The above shows you still have nan as your nodata value in both DEMs. The latest commit on pygeotools will handle this case and replace with the input value: https://github.com/dshean/pygeotools/commit/9c8d7d5cff5f4fd1c08cf2d46dd1566d229ae9ad

When you run replace_ndv.py it writes out a new file with *_ndv.tif appended. That is the file with updated nodata values, not the original. Maybe you can try using those?

tobkug commented 3 years ago

ok, embarrassing. I didn't realize that a new tif. file was generated.

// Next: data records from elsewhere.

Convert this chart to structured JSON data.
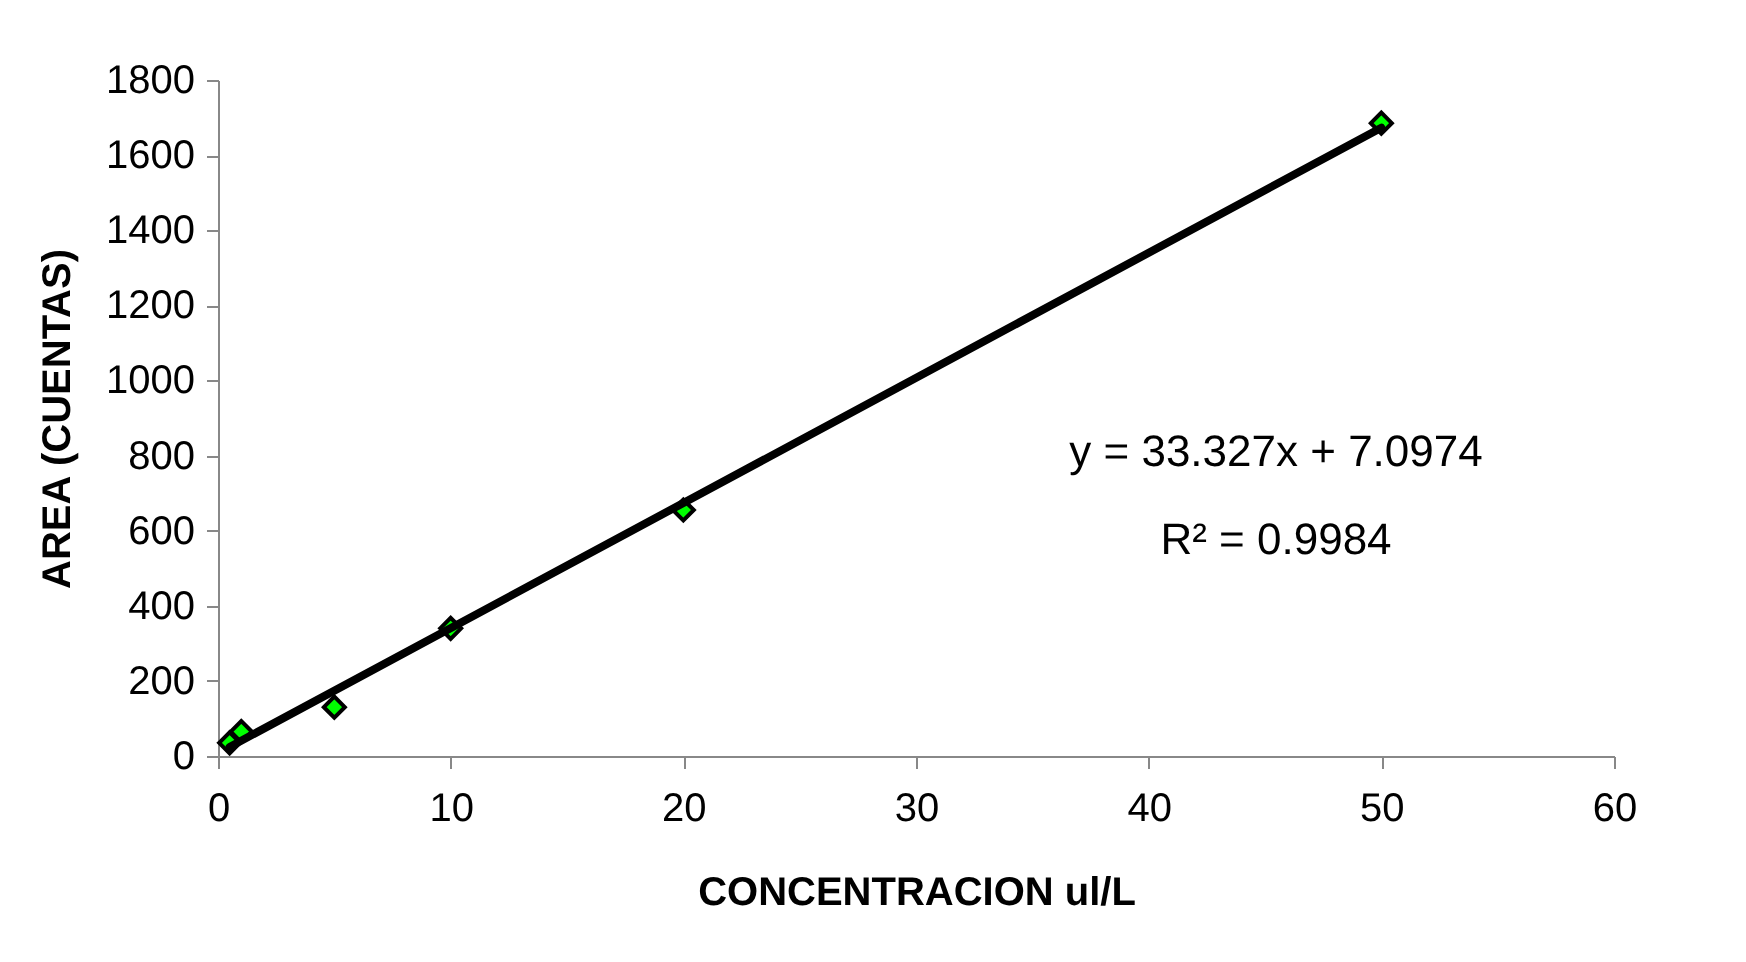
{
  "chart_data": {
    "type": "scatter",
    "xlabel": "CONCENTRACION ul/L",
    "ylabel": "AREA (CUENTAS)",
    "xlim": [
      0,
      60
    ],
    "xticks": [
      0,
      10,
      20,
      30,
      40,
      50,
      60
    ],
    "ylim": [
      0,
      1800
    ],
    "yticks": [
      0,
      200,
      400,
      600,
      800,
      1000,
      1200,
      1400,
      1600,
      1800
    ],
    "grid": false,
    "marker": "diamond",
    "series": [
      {
        "color": "#00ff00",
        "x": [
          0.5,
          1,
          5,
          10,
          20,
          50
        ],
        "values": [
          35,
          65,
          130,
          340,
          655,
          1685
        ]
      },
      {
        "type": "line",
        "color": "#000000",
        "x": [
          0.5,
          50
        ],
        "values": [
          24,
          1673
        ],
        "marker": "none"
      }
    ],
    "annotations": [
      "y = 33.327x + 7.0974",
      "R² = 0.9984"
    ]
  }
}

Thanks for the help and patience.

dshean commented 3 years ago

OK! Glad to hear we figured this out and you got something to work. The doc is not great, and I've made this same replace_ndv.py output file mistake myself from time to time. Seemed safer to create a new tif, to avoid risks of making some irreversible change to the original file.